I returned my entire curriculum on demand
I’ve made so many videos of my classes, and kids and parents have told me they’re good! I used my digital projector and screencasting app, and recreated all of my reading and writing workshop lessons. I was determined not to let my program turn into memorizing and answering meaningless questions. I still can’t believe I did.
— Lydia Austin, 17 years old teaching English language arts, currently at a public college in South Hamilton, Mass.
Lasting effects on students
Children wonder what education is for and if it is necessary
Much like the Great Resignation for adults, we see children walking away from school. They may or may not be physically there. Many are unwilling to commit, even when teachers are as innovative as they know how to be. This is going to be very difficult to overcome.
— Rebecca Ritenour, 23 years old English teacher, currently at a public high school in Champion, Pennsylvania.
Zoom School was a soul-sucking horror
My students have gone from engaged and excited learners to dead-eyed at a screen. The screen only intensified their teenage feelings of being constantly judged, so I usually had a choice between dead eyes or no eyes at all. I am concerned about my own health, but also deeply concerned about the health of my students and their families. I think the anxiety will stay with all of them for a very long time.
— Tess Riesmeyer, an eight-year middle school literature, writing, and humanities teacher at a private Montessori school in Pittsburgh
Students are in a different place than where they should be
My biggest challenge while virtual learning was not being able to sit down with students to complete important tasks like completing financial aid applications for college.
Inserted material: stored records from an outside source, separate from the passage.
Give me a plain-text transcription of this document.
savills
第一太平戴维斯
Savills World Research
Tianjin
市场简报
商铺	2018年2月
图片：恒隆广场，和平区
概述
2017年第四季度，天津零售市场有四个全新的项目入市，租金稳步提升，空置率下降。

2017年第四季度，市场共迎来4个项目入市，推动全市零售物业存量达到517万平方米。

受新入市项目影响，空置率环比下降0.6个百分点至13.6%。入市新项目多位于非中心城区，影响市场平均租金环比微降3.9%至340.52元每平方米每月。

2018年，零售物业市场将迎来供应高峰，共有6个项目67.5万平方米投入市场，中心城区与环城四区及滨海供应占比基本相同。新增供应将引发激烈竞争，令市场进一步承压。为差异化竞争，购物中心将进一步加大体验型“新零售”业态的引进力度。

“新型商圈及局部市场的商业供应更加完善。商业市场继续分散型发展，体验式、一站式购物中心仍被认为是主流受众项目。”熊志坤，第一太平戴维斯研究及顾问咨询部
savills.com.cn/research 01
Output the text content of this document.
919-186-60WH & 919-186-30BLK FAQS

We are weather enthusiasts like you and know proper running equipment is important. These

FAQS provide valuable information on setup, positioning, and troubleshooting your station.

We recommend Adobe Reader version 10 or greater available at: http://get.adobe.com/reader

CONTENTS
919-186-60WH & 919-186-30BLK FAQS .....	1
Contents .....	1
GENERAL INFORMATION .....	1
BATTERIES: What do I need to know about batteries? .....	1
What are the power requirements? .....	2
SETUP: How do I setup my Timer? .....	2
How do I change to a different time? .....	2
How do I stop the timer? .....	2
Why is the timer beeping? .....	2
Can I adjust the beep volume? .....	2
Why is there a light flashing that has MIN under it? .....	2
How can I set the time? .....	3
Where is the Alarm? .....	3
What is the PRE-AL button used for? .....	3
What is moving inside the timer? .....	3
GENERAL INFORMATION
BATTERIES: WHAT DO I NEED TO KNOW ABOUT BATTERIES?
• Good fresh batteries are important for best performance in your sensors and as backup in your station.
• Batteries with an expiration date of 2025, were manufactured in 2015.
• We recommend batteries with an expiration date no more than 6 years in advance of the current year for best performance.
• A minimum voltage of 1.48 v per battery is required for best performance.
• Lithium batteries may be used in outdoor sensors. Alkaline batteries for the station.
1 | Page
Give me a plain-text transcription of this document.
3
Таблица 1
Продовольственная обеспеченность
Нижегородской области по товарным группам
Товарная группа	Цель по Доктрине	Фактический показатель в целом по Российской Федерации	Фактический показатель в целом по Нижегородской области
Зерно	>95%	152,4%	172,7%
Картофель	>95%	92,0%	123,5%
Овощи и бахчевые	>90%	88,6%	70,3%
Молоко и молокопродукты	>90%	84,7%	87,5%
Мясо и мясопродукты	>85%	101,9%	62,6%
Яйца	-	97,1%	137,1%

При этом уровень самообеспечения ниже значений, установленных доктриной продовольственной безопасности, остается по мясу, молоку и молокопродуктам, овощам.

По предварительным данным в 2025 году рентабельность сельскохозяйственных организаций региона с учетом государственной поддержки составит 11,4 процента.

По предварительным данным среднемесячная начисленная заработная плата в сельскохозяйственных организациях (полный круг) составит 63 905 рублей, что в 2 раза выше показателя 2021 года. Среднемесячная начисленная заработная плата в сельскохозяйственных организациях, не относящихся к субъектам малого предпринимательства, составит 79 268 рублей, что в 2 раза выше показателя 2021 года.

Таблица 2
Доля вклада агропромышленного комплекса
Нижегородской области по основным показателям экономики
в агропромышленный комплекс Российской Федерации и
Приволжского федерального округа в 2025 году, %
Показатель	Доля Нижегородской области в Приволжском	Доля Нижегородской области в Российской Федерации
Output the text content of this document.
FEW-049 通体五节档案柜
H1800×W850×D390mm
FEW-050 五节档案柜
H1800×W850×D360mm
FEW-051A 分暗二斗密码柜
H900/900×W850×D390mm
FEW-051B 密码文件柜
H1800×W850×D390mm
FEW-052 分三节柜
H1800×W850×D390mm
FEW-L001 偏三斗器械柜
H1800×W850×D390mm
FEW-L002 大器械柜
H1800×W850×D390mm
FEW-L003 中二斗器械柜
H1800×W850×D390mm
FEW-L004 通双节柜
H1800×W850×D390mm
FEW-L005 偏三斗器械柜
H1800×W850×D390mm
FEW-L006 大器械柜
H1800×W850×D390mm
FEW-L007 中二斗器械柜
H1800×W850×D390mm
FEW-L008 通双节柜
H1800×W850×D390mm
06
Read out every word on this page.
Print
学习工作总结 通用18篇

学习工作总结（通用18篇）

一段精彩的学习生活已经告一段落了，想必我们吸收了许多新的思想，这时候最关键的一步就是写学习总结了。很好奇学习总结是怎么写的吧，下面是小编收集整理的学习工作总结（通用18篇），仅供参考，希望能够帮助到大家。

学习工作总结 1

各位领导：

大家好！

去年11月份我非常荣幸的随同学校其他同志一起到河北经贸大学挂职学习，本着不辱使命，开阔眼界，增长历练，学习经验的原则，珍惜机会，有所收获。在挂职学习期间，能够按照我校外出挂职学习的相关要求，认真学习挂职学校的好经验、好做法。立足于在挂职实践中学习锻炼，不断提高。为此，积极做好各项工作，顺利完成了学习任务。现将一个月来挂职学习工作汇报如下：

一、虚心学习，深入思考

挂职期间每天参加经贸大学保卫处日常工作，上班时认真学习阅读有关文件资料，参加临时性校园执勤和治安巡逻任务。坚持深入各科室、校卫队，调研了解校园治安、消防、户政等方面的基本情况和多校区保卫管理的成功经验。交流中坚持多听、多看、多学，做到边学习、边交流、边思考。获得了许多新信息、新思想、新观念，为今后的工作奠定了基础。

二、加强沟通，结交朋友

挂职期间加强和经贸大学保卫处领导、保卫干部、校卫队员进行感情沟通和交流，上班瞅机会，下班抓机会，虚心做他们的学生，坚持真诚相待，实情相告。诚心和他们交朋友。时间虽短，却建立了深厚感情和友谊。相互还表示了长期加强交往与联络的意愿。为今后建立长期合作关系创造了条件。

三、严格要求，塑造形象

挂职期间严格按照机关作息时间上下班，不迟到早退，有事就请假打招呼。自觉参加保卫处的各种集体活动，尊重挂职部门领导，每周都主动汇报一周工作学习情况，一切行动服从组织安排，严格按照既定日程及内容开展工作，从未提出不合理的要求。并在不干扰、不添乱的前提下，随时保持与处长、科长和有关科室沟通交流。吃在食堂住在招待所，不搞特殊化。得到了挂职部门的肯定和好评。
I work with high school students and have had a handful of dropouts or have to spend another year in school because they started working full time during the pandemic. I have caused some to leave the parental home because of the stress of isolation, and some have become parents themselves. Going back to in-person learning has been good for their mental health and has allowed me to help with those transitions.
— Laurel Cutright, four years teaching high school science at a charter school in Milwaukee
The advice they would give each other in 2020
If necessary, it is acceptable to sacrifice academic content to get to know each other
It is more important than ever that students feel connected to each other, to their teachers and to their school community. Look for opportunities to foster this connection.
— Kora Wilson, 16, teaching math, currently at a public college in Brooklyn
Trust your instincts
You know remote learning is going to leave the most vulnerable behind. Stand up for something different. And just because the kids are back in person doesn’t mean all is well. That was not the case this year or last year. It was really difficult and not normal at all.
– Jo-Anne Smith, 27 years of teaching first and second grades in public schools, currently at Waterbury Center, Vt.
Teaching was a second career for me, but I burned out and left in October 2021. I think it’s very difficult for the general public to understand how much stress the pandemic has added to a job already incredibly stressful. I am grateful for my years of teaching and sad that they have come to an end.
— Lisa Schroer, 12 years teaching math and computer science at public high schools, most recently in Kalamazoo, Michigan.